Bu dünyaya çıplak geldim, çıplak gideceğim. RAB verdi, RAB aldı, RAB’bin adına övgüler olsun! —Eyüp 1:21
Hiçbirimiz Eyüp’ün yaşadığı felaketleri yaşamadık; umarım hiçbir zaman da yaşamayız. Çoğumuz Eyüp’ün yaşadığı şeylerin bazılarını yaşadık ama onun gibi birbiri ardına ciddi saldırılara maruz kalmadık. Parasal aksiliklerden ötürü sarsıldık, doktor ciddi bir sağlık sorunumuz olduğu haberini verdiğinde bunun etkisiyle sendeledik ya da sevdiğimiz birini kaybedince kendimizi mahvolmuş hissettik.
Bizi pes etmekten ne alıkoyar?
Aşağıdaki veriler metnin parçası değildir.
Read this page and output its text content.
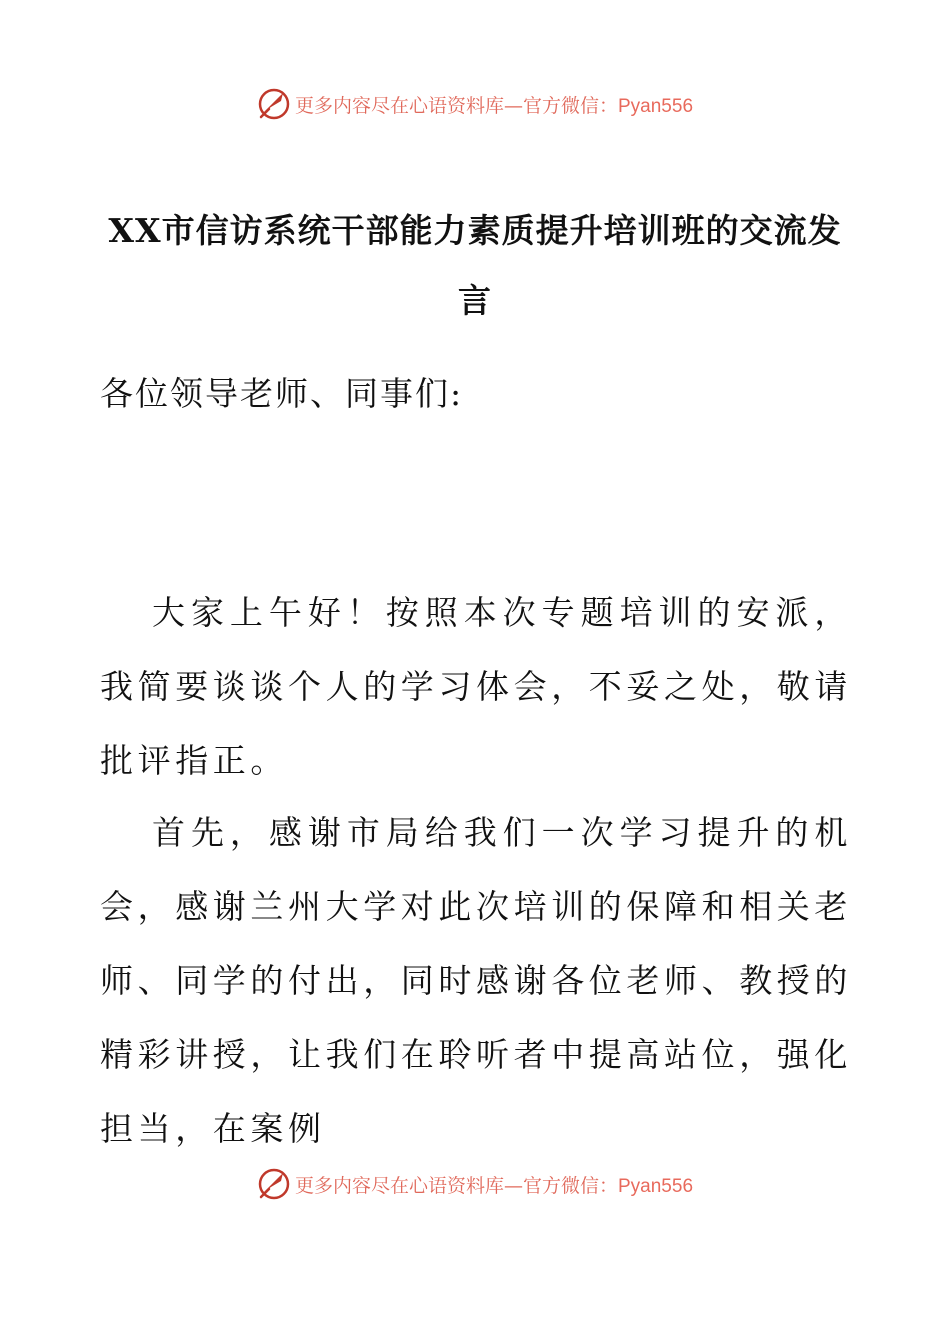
更多内容尽在心语资料库—官方微信：Pyan556
XX市信访系统干部能力素质提升培训班的交流发言

各位领导老师、同事们:

大家上午好！按照本次专题培训的安派，我简要谈谈个人的学习体会，不妥之处，敬请批评指正。

首先，感谢市局给我们一次学习提升的机会，感谢兰州大学对此次培训的保障和相关老师、同学的付出，同时感谢各位老师、教授的精彩讲授，让我们在聆听者中提高站位，强化担当，在案例

更多内容尽在心语资料库—官方微信：Pyan556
O karanlık saatlerde Eyüp’ü ayakta tutan ne olmuştu?
Buna en iyi yanıtın anahtar ayetimiz Eyüp 1:21’de bulunduğuna inanıyorum. Çıplak sözcüğü sadece sıfır mal mülk değil, aynı zamanda tamamen çaresiz olmak anlamına da gelmektedir.
Dünyaya geldiğimizde, ne zaman ya da nerede doğduğumuz hakkında kesinlikle hiçbir seçime sahip olmadık ve gereksinimlerimizin karşılanması için tamamen bizden büyük güçlere bağımlı olduk. Bu dünyadan ayrıldığımızda da hiçbir söz hakkımız olmaz. Bizi sonsuzluğa götürecek olan Yüce Tanrı’nın önünde tamamen çaresiz bir durumda dururuz.
Öyleyse adına zaman dediğimiz bu kısa dönemde neden O’na güvenmemeli? Hayatın yolumuza attığı şeyler üzerinde kontrol sahibi değiliz. Kontrol edebildiğimiz tek şey onlara verdiğimiz yanıttır. Eyüp’ün karısı gibi Tanrı’ya lanet edip ölmüş olmayı arzulamayı; Eyüp’ün arkadaşları gibi suçlayacak başka birini bulmayı ya da Eyüp’ün yaptığı gibi sorunlarımızda bize yardım etmesi için Tanrı’ya güvenmeyi seçebiliriz.
Gideceğimiz yolu Tanrı’nın seçmesine izin vermek çok daha iyidir. Yaşamlarımızı O’na teslim edersek O bize hatasız bir şekilde yol gösterecektir.